Dünyanın en etkileyici ve en büyük antik kentlerinden biri olarak kabul edilen Efes, deniz kanalı ve liman havzasıyla Roma liman kentlerinin en iyi örnekleri arasında gösteriliyor. M.Ö. 2. binyılda kurulan kent, Anadolulu ana tanrıça Efes Artemis’i için inşa edilen kutsal alan etrafında gelişerek antik dünyanın en önemli dini merkezlerinden biri haline geldi.

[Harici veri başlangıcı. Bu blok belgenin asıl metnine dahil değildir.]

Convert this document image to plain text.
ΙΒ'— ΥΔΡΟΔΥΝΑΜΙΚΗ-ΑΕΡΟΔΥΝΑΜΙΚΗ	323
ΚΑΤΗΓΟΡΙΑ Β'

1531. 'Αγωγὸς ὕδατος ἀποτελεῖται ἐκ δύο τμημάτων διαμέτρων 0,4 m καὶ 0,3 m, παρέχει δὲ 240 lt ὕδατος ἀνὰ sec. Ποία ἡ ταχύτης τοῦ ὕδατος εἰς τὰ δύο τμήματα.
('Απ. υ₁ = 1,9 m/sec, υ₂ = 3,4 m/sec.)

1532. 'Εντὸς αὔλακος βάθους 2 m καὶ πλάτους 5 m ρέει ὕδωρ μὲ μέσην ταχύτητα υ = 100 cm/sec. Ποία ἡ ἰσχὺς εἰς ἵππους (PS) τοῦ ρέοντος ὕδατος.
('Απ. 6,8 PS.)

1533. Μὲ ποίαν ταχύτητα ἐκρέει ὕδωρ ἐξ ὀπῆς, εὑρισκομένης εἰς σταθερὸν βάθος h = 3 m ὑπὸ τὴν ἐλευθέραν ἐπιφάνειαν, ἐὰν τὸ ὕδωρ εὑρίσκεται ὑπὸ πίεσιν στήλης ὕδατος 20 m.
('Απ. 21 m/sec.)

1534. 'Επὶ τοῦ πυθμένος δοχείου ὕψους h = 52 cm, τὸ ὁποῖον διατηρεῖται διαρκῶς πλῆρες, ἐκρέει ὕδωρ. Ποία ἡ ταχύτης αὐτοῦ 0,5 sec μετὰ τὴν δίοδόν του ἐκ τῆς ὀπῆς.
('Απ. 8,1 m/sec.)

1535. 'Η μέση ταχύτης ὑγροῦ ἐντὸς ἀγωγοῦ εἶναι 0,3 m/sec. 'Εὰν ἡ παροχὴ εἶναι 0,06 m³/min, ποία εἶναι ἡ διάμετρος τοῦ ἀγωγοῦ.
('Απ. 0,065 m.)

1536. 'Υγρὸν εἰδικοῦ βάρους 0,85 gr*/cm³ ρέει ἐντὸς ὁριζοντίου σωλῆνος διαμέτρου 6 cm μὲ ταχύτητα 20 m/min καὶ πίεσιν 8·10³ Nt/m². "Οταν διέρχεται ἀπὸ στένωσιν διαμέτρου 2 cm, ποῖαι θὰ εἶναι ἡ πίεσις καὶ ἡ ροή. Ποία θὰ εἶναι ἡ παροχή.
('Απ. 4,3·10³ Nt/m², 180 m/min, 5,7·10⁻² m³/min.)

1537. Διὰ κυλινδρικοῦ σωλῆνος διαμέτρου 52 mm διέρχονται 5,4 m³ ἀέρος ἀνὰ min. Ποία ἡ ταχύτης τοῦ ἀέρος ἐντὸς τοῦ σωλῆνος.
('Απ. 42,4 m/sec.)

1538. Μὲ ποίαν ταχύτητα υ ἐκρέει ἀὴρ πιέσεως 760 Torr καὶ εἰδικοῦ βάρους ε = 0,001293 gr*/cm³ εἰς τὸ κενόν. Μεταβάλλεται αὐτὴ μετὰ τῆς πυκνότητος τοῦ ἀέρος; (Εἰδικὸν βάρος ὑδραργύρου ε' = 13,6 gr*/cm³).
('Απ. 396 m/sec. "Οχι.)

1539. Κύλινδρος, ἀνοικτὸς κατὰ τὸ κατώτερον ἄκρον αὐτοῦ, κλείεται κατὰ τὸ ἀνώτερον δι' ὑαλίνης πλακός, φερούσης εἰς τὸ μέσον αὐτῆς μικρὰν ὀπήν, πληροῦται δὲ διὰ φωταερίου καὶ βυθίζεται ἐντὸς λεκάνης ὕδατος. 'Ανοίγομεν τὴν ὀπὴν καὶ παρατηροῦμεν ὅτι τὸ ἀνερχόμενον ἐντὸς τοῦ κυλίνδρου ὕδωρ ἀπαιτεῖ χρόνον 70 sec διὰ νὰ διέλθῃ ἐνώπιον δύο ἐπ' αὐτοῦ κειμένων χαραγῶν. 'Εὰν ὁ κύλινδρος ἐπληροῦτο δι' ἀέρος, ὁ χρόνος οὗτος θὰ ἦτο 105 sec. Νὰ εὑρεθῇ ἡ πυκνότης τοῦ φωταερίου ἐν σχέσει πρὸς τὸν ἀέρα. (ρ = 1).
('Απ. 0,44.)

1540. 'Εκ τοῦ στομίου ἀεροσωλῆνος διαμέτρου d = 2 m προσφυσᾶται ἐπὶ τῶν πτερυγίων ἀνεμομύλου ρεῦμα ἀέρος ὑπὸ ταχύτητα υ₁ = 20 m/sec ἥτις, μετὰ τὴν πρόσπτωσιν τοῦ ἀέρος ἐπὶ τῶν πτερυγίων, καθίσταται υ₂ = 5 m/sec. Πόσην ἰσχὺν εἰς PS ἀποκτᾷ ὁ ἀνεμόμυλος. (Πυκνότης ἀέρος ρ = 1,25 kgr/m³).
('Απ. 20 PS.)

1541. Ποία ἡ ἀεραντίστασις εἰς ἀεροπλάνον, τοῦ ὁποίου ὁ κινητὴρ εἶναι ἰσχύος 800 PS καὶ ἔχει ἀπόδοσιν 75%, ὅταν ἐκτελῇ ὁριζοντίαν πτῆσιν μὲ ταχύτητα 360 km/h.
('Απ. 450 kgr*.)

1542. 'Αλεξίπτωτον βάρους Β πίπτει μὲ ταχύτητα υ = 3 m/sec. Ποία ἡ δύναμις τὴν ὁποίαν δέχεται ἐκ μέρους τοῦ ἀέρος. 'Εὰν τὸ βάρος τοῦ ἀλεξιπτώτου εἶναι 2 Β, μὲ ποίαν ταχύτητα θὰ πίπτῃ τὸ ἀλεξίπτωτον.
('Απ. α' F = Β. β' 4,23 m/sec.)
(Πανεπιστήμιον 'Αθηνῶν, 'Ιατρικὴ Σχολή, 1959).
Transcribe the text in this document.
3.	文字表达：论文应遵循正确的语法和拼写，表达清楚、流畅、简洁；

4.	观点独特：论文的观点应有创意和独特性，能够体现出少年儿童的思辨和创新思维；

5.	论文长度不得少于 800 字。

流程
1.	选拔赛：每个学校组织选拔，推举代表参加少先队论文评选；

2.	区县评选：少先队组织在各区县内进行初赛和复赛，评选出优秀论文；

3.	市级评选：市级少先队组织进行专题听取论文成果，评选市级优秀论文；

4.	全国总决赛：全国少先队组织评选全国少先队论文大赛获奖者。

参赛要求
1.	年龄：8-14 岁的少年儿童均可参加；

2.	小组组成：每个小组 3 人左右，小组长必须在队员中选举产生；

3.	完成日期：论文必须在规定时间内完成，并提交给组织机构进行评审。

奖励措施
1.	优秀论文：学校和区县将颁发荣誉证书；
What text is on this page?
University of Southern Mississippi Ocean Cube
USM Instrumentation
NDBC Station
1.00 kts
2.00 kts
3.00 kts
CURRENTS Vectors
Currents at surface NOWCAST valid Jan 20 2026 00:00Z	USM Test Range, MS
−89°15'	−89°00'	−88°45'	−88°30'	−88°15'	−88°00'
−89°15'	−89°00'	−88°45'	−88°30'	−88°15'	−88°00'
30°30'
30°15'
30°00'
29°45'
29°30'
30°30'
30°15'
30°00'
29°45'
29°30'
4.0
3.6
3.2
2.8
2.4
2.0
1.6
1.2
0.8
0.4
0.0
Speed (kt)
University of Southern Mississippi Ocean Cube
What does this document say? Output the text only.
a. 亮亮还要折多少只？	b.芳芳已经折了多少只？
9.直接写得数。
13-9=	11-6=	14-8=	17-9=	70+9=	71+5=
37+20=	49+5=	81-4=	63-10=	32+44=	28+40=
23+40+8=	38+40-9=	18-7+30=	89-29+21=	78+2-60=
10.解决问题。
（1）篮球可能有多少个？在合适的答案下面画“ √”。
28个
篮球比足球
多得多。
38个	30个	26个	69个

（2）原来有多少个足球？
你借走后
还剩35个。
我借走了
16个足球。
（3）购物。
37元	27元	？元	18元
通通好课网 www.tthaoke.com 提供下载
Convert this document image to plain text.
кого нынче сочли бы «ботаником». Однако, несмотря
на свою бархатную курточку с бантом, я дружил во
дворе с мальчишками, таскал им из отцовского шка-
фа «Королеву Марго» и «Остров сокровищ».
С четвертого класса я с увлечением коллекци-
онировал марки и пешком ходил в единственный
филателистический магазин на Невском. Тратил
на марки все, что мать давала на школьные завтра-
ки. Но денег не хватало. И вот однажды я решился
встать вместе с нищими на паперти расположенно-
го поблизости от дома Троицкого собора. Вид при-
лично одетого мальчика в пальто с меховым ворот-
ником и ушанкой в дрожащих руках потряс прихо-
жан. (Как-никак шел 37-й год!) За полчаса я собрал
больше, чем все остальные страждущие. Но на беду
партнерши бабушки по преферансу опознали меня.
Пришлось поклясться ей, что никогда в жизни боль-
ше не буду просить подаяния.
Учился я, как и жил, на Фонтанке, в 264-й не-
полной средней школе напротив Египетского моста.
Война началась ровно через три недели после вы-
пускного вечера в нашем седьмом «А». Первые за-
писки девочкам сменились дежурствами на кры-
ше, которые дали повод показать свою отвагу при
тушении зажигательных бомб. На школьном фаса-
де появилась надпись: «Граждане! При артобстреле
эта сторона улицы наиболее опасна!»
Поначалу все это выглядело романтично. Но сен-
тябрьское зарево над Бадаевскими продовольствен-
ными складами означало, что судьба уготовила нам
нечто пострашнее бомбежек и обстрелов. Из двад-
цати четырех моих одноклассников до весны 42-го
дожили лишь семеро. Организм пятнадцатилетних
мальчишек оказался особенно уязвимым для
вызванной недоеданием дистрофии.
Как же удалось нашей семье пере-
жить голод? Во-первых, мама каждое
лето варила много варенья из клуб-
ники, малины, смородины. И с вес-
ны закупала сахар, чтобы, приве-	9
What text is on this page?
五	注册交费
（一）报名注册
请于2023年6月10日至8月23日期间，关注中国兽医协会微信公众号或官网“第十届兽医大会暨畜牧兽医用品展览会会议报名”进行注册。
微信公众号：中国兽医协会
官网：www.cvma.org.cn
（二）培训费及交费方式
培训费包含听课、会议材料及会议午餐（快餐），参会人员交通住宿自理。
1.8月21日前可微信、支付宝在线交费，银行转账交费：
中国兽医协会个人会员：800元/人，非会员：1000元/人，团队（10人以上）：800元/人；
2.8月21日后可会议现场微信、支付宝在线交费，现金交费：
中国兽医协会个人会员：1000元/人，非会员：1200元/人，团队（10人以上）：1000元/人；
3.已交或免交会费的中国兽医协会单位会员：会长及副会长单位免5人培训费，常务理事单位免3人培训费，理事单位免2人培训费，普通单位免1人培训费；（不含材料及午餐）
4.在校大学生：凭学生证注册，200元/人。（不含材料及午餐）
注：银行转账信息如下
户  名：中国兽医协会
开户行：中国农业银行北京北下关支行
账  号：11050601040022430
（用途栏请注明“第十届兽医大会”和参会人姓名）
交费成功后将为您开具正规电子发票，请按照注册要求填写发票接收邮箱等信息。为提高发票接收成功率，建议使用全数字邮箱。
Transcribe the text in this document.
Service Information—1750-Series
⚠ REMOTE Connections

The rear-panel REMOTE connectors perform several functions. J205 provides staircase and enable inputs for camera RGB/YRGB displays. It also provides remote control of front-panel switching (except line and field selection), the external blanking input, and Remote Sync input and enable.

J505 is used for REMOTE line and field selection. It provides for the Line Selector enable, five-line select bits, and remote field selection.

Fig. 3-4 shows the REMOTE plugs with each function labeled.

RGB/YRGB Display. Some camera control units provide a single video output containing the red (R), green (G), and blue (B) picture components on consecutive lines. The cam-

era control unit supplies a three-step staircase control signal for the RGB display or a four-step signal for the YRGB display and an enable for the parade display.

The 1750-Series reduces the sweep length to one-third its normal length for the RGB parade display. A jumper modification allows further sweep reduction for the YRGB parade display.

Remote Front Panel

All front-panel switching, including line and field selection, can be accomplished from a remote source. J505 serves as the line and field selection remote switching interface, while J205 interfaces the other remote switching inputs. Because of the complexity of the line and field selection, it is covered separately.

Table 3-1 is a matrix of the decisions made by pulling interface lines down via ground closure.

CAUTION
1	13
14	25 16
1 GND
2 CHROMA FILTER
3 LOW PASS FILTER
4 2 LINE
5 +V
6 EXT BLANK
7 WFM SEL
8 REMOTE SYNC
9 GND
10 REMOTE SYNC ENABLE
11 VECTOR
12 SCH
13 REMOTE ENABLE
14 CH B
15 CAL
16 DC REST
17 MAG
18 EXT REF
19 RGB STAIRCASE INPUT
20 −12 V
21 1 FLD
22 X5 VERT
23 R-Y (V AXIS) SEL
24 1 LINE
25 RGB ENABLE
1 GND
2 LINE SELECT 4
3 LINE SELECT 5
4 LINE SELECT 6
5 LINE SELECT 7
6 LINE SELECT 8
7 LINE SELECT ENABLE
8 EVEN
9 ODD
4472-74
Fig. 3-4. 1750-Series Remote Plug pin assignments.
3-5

Tarih boyunca pek çok kritik olaya sahne olan Efes, İyonya Ligi’nin bir parçası olarak İyonya Ayaklanması’nda yer aldı. M.Ö. 498’de gerçekleşen Ephesus Savaşı, Greko-Pers Savaşları’nın ilk önemli olaylarından biri oldu. Küçük Asya’nın M.Ö. 133’te Roma İmparatorluğu’na katılmasının ardından Efes, yeni eyaletin başkenti ilan edilerek hem kültürel hem ekonomik anlamda zirveye ulaştı.

Celsus Kütüphanesi ve 25 Bin Kişilik Tiyatro Büyülüyor

Efes, Helenistik, Roma ve erken Hristiyanlık dönemlerine ait kültürel miraslarıyla dikkat çekiyor. Kenti ziyaret edenleri en çok etkileyen yapılar arasında Celsus Kütüphanesi, Hadrian Tapınağı ve Serapeion bulunuyor. Ayrıca mozaikleri ve duvar resimleriyle dönemin lüks yaşam tarzını sergileyen Teras Evleri de antik kentin incilerinden biri.

Yaklaşık 25 bin kişilik kapasitesiyle antik tiyatro, şehrin sosyal ve kültürel hayatının simgesi olarak öne çıkıyor.

Erken Hristiyanlık İçin Kutsal Şehir

Efes, erken Hristiyanlık tarihinde de önemli bir role sahip. Vahiy’de adı geçen Yedi Kilise’den biri olan şehir, iki büyük konsile ev sahipliği yaptı. Aziz Paul misyonerlik yolculukları sırasında Efes’i ziyaret etti; şehir aynı zamanda Aziz Yuhanna ve Meryem Ana’nın son günlerini geçirdiğine inanılan yer olarak da kabul ediliyor.